Un support déporté, fixé devant le cintre, place l’écran dans le champ de vision naturel et évite de baisser la tête pour vérifier une intersection. C’est un gain de sécurité réel, et son coût est dérisoire au regard de celui de l’appareil.

Ce qu’il faut retenir

Ce compteur ne se justifie pas par un niveau de gamme mais par un usage. Carte embarquée, tactile et appoint solaire servent tous les trois l’exploration et l’itinérance ; en dehors de ces situations, ils représentent un surcoût sans contrepartie réelle.
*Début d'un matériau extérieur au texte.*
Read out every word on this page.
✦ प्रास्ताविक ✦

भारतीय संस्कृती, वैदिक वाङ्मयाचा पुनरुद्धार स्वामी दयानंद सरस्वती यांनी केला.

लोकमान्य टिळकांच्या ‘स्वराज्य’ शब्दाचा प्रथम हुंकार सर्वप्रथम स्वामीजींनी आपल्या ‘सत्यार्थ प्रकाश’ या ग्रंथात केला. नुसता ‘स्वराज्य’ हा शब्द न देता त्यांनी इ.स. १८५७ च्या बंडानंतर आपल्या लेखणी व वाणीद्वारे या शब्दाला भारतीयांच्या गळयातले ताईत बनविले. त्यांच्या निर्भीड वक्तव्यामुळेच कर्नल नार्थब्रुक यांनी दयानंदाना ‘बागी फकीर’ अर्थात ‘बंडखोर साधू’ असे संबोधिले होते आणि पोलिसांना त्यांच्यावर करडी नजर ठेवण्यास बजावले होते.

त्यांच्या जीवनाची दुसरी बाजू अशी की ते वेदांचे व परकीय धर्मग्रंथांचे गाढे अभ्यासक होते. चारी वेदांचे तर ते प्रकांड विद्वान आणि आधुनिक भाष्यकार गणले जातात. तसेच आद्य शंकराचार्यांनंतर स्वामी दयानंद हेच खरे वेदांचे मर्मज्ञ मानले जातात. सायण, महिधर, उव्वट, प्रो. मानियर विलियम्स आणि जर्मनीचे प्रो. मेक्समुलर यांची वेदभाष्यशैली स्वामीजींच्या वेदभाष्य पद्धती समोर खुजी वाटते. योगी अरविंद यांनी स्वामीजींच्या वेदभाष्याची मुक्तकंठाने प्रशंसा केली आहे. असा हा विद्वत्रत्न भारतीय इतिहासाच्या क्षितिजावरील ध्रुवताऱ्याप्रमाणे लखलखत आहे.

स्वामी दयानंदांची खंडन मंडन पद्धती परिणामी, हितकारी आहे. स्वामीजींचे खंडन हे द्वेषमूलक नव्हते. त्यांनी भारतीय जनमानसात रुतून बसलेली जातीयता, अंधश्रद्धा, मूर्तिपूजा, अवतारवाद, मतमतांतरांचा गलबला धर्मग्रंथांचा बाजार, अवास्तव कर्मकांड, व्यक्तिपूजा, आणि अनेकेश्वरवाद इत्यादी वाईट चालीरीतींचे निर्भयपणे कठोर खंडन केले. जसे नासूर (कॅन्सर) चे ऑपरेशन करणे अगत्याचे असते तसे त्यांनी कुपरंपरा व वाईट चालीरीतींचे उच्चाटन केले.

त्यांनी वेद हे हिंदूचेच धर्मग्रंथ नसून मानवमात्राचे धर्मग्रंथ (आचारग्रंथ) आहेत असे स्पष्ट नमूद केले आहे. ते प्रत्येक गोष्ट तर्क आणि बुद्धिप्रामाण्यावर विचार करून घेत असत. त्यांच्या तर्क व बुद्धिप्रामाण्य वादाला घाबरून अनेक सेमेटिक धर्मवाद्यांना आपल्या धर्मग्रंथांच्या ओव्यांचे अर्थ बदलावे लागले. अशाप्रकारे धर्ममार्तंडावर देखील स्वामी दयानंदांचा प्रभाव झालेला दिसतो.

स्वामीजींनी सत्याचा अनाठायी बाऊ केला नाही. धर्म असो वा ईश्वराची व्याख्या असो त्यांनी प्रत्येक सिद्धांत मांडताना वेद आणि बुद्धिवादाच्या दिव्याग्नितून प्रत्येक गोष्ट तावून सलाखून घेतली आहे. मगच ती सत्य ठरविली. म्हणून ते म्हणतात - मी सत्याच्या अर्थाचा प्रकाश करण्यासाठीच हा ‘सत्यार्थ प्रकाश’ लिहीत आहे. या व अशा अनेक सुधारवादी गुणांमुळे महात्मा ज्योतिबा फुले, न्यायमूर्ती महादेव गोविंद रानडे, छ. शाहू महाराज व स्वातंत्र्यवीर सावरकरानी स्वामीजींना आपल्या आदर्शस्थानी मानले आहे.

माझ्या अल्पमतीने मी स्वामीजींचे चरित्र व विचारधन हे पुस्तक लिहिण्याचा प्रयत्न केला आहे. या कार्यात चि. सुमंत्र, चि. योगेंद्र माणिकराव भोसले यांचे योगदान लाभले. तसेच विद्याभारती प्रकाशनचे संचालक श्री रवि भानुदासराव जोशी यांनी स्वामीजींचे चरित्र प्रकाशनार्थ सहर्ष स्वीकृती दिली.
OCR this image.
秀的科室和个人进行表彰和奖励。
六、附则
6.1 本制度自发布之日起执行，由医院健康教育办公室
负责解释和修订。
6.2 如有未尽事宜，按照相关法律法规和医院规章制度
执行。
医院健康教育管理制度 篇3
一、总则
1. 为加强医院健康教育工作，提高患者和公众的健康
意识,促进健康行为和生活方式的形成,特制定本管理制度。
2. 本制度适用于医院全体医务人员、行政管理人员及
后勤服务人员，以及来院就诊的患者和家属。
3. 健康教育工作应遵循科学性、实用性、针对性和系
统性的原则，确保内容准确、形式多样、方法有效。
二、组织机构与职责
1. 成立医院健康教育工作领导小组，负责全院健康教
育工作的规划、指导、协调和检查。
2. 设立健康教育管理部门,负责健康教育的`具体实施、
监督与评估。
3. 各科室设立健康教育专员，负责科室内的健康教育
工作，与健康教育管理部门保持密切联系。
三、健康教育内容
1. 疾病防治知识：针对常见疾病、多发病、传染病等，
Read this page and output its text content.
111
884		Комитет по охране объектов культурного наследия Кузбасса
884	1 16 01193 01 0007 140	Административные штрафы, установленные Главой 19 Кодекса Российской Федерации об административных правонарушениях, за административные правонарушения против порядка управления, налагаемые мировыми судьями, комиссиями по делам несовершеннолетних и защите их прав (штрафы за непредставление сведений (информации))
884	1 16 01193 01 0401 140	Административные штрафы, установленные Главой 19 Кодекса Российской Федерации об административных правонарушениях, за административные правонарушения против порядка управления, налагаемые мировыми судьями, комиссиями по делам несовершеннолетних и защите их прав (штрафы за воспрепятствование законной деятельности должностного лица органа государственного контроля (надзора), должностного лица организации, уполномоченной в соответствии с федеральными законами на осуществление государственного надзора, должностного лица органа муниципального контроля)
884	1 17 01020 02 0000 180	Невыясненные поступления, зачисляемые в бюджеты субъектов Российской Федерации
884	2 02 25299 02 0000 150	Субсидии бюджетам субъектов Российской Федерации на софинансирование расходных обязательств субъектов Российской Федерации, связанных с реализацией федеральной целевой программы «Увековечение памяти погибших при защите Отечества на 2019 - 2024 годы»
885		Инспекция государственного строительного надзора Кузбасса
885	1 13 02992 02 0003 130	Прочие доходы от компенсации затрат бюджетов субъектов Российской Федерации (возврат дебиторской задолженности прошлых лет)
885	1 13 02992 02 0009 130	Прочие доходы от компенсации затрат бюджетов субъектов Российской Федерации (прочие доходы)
Si vous hésitez encore, la question la plus utile n’est pas celle des caractéristiques mais celle de vos douze derniers mois : combien de fois avez-vous roulé sur un itinéraire inconnu ? La réponse tranche mieux que n’importe quel tableau comparatif, et notre sélection de compteurs GPS replace ce modèle parmi ses concurrents directs.

Questions fréquentes

Le solaire remplace-t-il la recharge ?
Non. Il ralentit la décharge en captant la lumière ambiante, sans jamais recharger l’appareil à lui seul. Le gain dépend directement de l’ensoleillement et de la durée d’exposition, ce qui le rend utile en itinérance et négligeable sur une sortie courte.
Pourquoi garder des boutons avec un écran tactile ?
Parce qu’un tactile devient inutilisable avec des gants, sous la pluie et sur route dégradée. Les boutons assurent les fonctions courantes en toutes conditions, tandis que le tactile sert à ce qu’il fait le mieux : se déplacer dans une carte.
La cartographie fonctionne-t-elle sans réseau ?
Oui, les cartes sont embarquées dans l’appareil et restent consultables sans connexion. C’est la seule approche viable en montagne ou à l’étranger, où compter sur une couverture mobile reviendrait à ne pas avoir de carte du tout.
Vaut-elle l’écart de prix avec l’Edge 540 ?
Uniquement si vous quittez régulièrement vos parcours connus. La carte et le solaire répondent à des besoins d’exploration et d’itinérance. Sur des routes habituelles, l’Edge 540 offre les mêmes analyses pour nettement moins cher.